SRT subtitles- The .srt is primarily associated to DivX, DVD and some other video formats (e.g. MKV) as external subtitle format. SRT files are text files used in video playback. Therefore, they do not contain any video data, but they include the time each subtitle should be displayed followed by the text of the subtitle.
Guide- Converting PGS .sup subtitles to .srt using SupRip (FREE TOOL).
SupRip v1.16 Download (Windows ONLY, Mac users you can have a try with this app if you’re ripping Blu-ray to Mac, which lets you convert Blu-ray .sup subtitles straightly from Blu-ray Disc)
1. Start SupRip, load the SUP file with the “Open” button.
2. Click “Auto-OCR” to automatically scan the whole file and leave any unknown characters alone.
3. Go to the SRT tab
4. Review the subtitles and statistics. Change some options there if you want.
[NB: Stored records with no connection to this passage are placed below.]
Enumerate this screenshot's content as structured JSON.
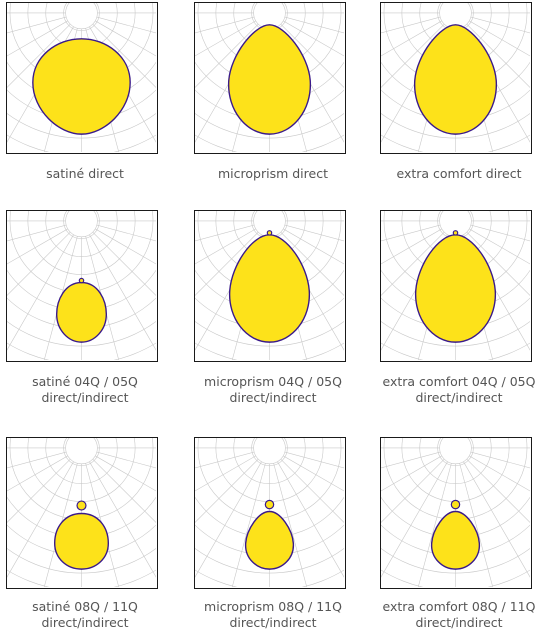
{
  "colors": {
    "fill": "#fde21a",
    "outline": "#3a1a8a",
    "grid": "#c9c9c9",
    "frame": "#1a1a1a",
    "caption": "#555555"
  },
  "diagrams": [
    {
      "caption": [
        "satiné direct"
      ],
      "shape": "direct-wide"
    },
    {
      "caption": [
        "microprism direct"
      ],
      "shape": "direct-narrow"
    },
    {
      "caption": [
        "extra comfort direct"
      ],
      "shape": "direct-narrow"
    },
    {
      "caption": [
        "satiné 04Q / 05Q",
        "direct/indirect"
      ],
      "shape": "indirect-small"
    },
    {
      "caption": [
        "microprism 04Q / 05Q",
        "direct/indirect"
      ],
      "shape": "indirect-large"
    },
    {
      "caption": [
        "extra comfort 04Q / 05Q",
        "direct/indirect"
      ],
      "shape": "indirect-large"
    },
    {
      "caption": [
        "satiné 08Q / 11Q",
        "direct/indirect"
      ],
      "shape": "indirect-bulb"
    },
    {
      "caption": [
        "microprism 08Q / 11Q",
        "direct/indirect"
      ],
      "shape": "indirect-bulb-narrow"
    },
    {
      "caption": [
        "extra comfort 08Q / 11Q",
        "direct/indirect"
      ],
      "shape": "indirect-bulb-narrow"
    }
  ]
}
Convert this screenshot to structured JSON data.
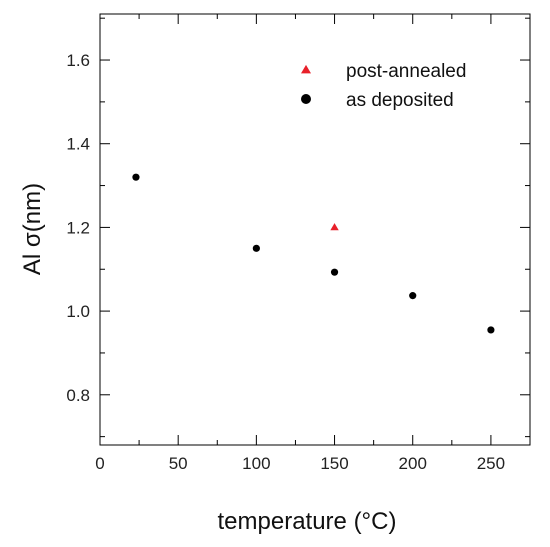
{
  "chart_data": {
    "type": "scatter",
    "xlabel": "temperature (°C)",
    "ylabel": "Al σ(nm)",
    "xlim": [
      0,
      275
    ],
    "ylim": [
      0.68,
      1.71
    ],
    "x_ticks": [
      0,
      50,
      100,
      150,
      200,
      250
    ],
    "y_ticks": [
      0.8,
      1.0,
      1.2,
      1.4,
      1.6
    ],
    "x_tick_labels": [
      "0",
      "50",
      "100",
      "150",
      "200",
      "250"
    ],
    "y_tick_labels": [
      "0.8",
      "1.0",
      "1.2",
      "1.4",
      "1.6"
    ],
    "grid": false,
    "legend_position": "top-right",
    "series": [
      {
        "name": "post-annealed",
        "marker": "triangle",
        "color": "#e8202a",
        "points": [
          {
            "x": 150,
            "y": 1.2
          }
        ]
      },
      {
        "name": "as deposited",
        "marker": "circle",
        "color": "#000000",
        "points": [
          {
            "x": 23,
            "y": 1.32
          },
          {
            "x": 100,
            "y": 1.15
          },
          {
            "x": 150,
            "y": 1.093
          },
          {
            "x": 200,
            "y": 1.037
          },
          {
            "x": 250,
            "y": 0.955
          }
        ]
      }
    ]
  }
}
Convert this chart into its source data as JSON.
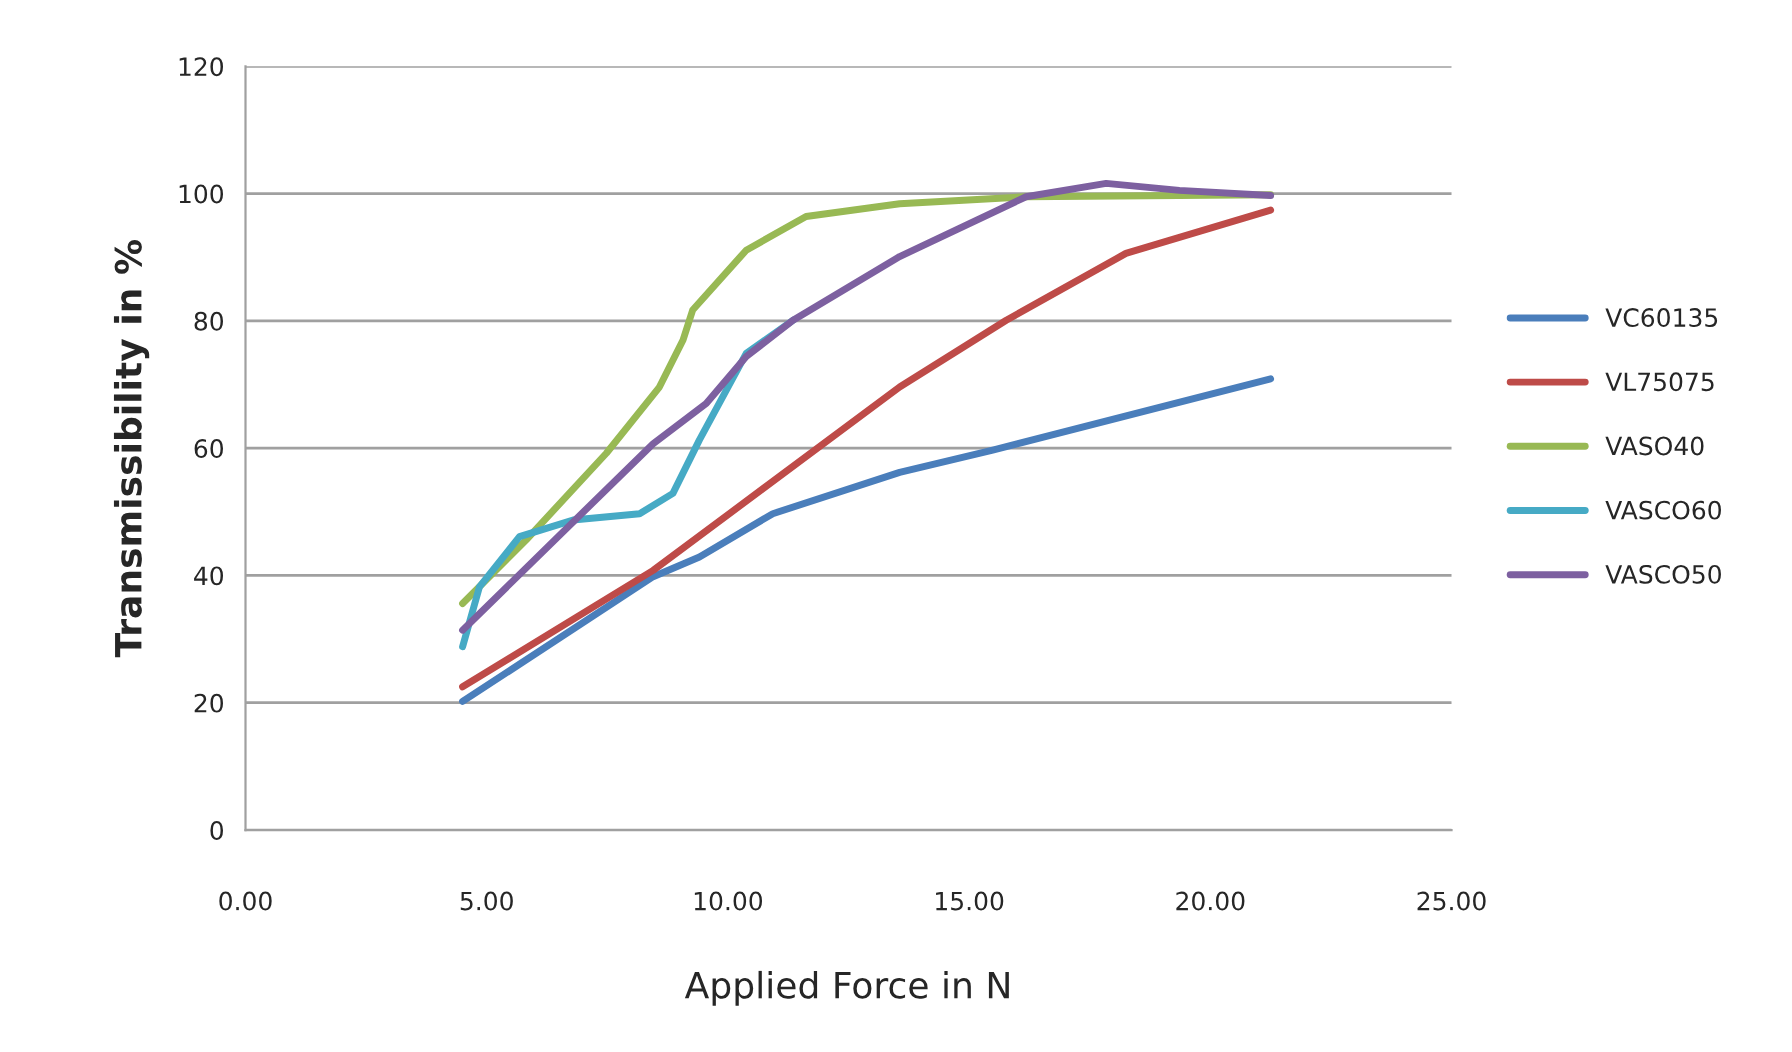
{
  "chart_data": {
    "type": "line",
    "xlabel": "Applied Force in N",
    "ylabel": "Transmissibility in %",
    "xlim": [
      0,
      25
    ],
    "ylim": [
      0,
      120
    ],
    "xticks": [
      {
        "value": 0,
        "label": "0.00"
      },
      {
        "value": 5,
        "label": "5.00"
      },
      {
        "value": 10,
        "label": "10.00"
      },
      {
        "value": 15,
        "label": "15.00"
      },
      {
        "value": 20,
        "label": "20.00"
      },
      {
        "value": 25,
        "label": "25.00"
      }
    ],
    "yticks": [
      0,
      20,
      40,
      60,
      80,
      100,
      120
    ],
    "grid": "y",
    "legend": "right",
    "marker": "none",
    "line_style": "solid",
    "series": [
      {
        "name": "VC60135",
        "color": "#4a7ebb",
        "x": [
          4.5,
          8.45,
          9.41,
          10.93,
          13.56,
          15.49,
          21.25
        ],
        "values": [
          20.2,
          39.8,
          42.9,
          49.7,
          56.2,
          59.7,
          70.9
        ]
      },
      {
        "name": "VL75075",
        "color": "#be4b48",
        "x": [
          4.5,
          8.45,
          13.56,
          15.77,
          18.25,
          21.25
        ],
        "values": [
          22.5,
          40.8,
          69.6,
          80.1,
          90.6,
          97.4
        ]
      },
      {
        "name": "VASO40",
        "color": "#98b954",
        "x": [
          4.5,
          5.82,
          7.48,
          8.58,
          9.07,
          9.27,
          10.38,
          11.62,
          13.56,
          16.18,
          21.25
        ],
        "values": [
          35.6,
          45.6,
          59.2,
          69.6,
          77.0,
          81.7,
          91.1,
          96.4,
          98.4,
          99.5,
          99.8
        ]
      },
      {
        "name": "VASCO60",
        "color": "#46aac5",
        "x": [
          4.5,
          4.85,
          5.68,
          6.79,
          8.17,
          8.86,
          9.41,
          10.38,
          11.35
        ],
        "values": [
          28.8,
          38.2,
          46.1,
          48.7,
          49.7,
          52.9,
          61.3,
          74.9,
          80.1
        ]
      },
      {
        "name": "VASCO50",
        "color": "#7d60a0",
        "x": [
          4.5,
          8.45,
          9.55,
          10.38,
          11.35,
          13.56,
          16.18,
          17.84,
          19.36,
          21.25
        ],
        "values": [
          31.4,
          60.7,
          67.0,
          74.4,
          80.1,
          90.1,
          99.5,
          101.6,
          100.5,
          99.7
        ]
      }
    ]
  }
}
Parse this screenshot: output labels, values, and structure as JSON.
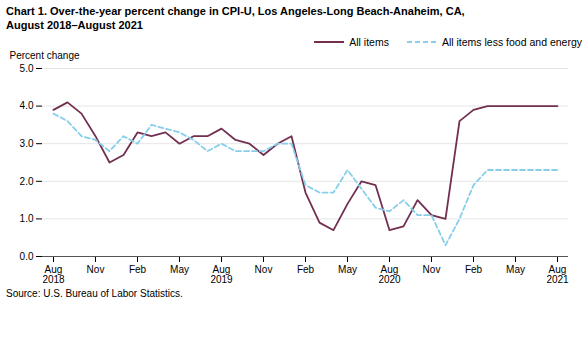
{
  "chart_data": {
    "type": "line",
    "title": "Chart 1. Over-the-year percent change in CPI-U, Los Angeles-Long Beach-Anaheim, CA,",
    "subtitle": "August 2018–August 2021",
    "y_label": "Percent change",
    "caption": "Source: U.S. Bureau of Labor Statistics.",
    "categories": [
      "Aug\n2018",
      null,
      null,
      "Nov",
      null,
      null,
      "Feb",
      null,
      null,
      "May",
      null,
      null,
      "Aug\n2019",
      null,
      null,
      "Nov",
      null,
      null,
      "Feb",
      null,
      null,
      "May",
      null,
      null,
      "Aug\n2020",
      null,
      null,
      "Nov",
      null,
      null,
      "Feb",
      null,
      null,
      "May",
      null,
      null,
      "Aug\n2021"
    ],
    "series": [
      {
        "name": "All items",
        "color": "#722F50",
        "line_style": "solid",
        "values": [
          3.9,
          4.1,
          3.8,
          3.2,
          2.5,
          2.7,
          3.3,
          3.2,
          3.3,
          3.0,
          3.2,
          3.2,
          3.4,
          3.1,
          3.0,
          2.7,
          3.0,
          3.2,
          1.7,
          0.9,
          0.7,
          1.4,
          2.0,
          1.9,
          0.7,
          0.8,
          1.5,
          1.1,
          1.0,
          3.6,
          3.9,
          4.0,
          4.0,
          4.0,
          4.0,
          4.0,
          4.0
        ]
      },
      {
        "name": "All items less food and energy",
        "color": "#87CEEB",
        "line_style": "dashed",
        "values": [
          3.8,
          3.6,
          3.2,
          3.1,
          2.8,
          3.2,
          3.0,
          3.5,
          3.4,
          3.3,
          3.1,
          2.8,
          3.0,
          2.8,
          2.8,
          2.8,
          3.0,
          3.0,
          1.9,
          1.7,
          1.7,
          2.3,
          1.8,
          1.3,
          1.2,
          1.5,
          1.1,
          1.1,
          0.3,
          1.0,
          1.9,
          2.3,
          2.3,
          2.3,
          2.3,
          2.3,
          2.3
        ]
      }
    ],
    "ylim": [
      0.0,
      5.0
    ],
    "yticks": [
      {
        "value": 0,
        "label": "0.0"
      },
      {
        "value": 1,
        "label": "1.0"
      },
      {
        "value": 2,
        "label": "2.0"
      },
      {
        "value": 3,
        "label": "3.0"
      },
      {
        "value": 4,
        "label": "4.0"
      },
      {
        "value": 5,
        "label": "5.0"
      }
    ],
    "grid": true,
    "legend": "top right"
  }
}
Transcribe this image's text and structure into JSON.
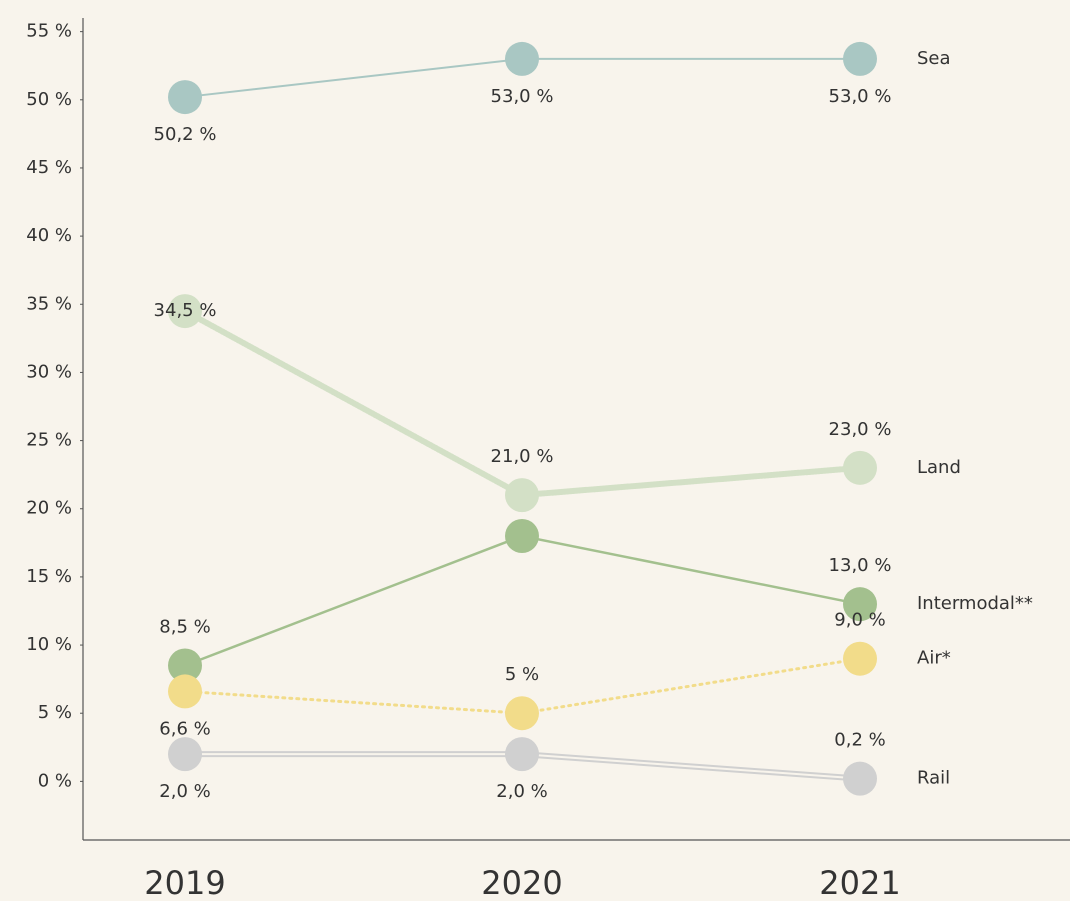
{
  "chart_data": {
    "type": "line",
    "categories": [
      "2019",
      "2020",
      "2021"
    ],
    "series": [
      {
        "name": "Sea",
        "color": "#a9c7c3",
        "values": [
          50.2,
          53.0,
          53.0
        ],
        "value_labels": [
          "50,2 %",
          "53,0 %",
          "53,0 %"
        ]
      },
      {
        "name": "Land",
        "color": "#d3e0c6",
        "values": [
          34.5,
          21.0,
          23.0
        ],
        "value_labels": [
          "34,5 %",
          "21,0 %",
          "23,0 %"
        ]
      },
      {
        "name": "Intermodal**",
        "color": "#a3c08e",
        "values": [
          8.5,
          18,
          13.0
        ],
        "value_labels": [
          "8,5 %",
          null,
          "13,0 %"
        ]
      },
      {
        "name": "Air*",
        "color": "#f2dc8a",
        "values": [
          6.6,
          5,
          9.0
        ],
        "value_labels": [
          "6,6 %",
          "5 %",
          "9,0 %"
        ]
      },
      {
        "name": "Rail",
        "color": "#d0d0d0",
        "values": [
          2.0,
          2.0,
          0.2
        ],
        "value_labels": [
          "2,0 %",
          "2,0 %",
          "0,2 %"
        ]
      }
    ],
    "ylim": [
      -4.3,
      56
    ],
    "yticks": [
      {
        "value": 0,
        "label": "0 %"
      },
      {
        "value": 5,
        "label": "5 %"
      },
      {
        "value": 10,
        "label": "10 %"
      },
      {
        "value": 15,
        "label": "15 %"
      },
      {
        "value": 20,
        "label": "20 %"
      },
      {
        "value": 25,
        "label": "25 %"
      },
      {
        "value": 30,
        "label": "30 %"
      },
      {
        "value": 35,
        "label": "35 %"
      },
      {
        "value": 40,
        "label": "40 %"
      },
      {
        "value": 45,
        "label": "45 %"
      },
      {
        "value": 50,
        "label": "50 %"
      },
      {
        "value": 55,
        "label": "55 %"
      }
    ],
    "grid": false
  }
}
5. Save the SRT file with the “Save” button
How to name multiple srt files so that the language shows to select:
1) name the subtitles exactly as the video stream. E.g. 00033.m2ts-> 00033.srt
2) give an id to subtitles with different languages. E.g. name English subtitles xxx.en.srt and German subtitles xxx.de.srt
What’s annoying- there are lots of spelling mistakes and indistinguishable characters when Auto-OCR is used, and you have to proof and correct them one by one.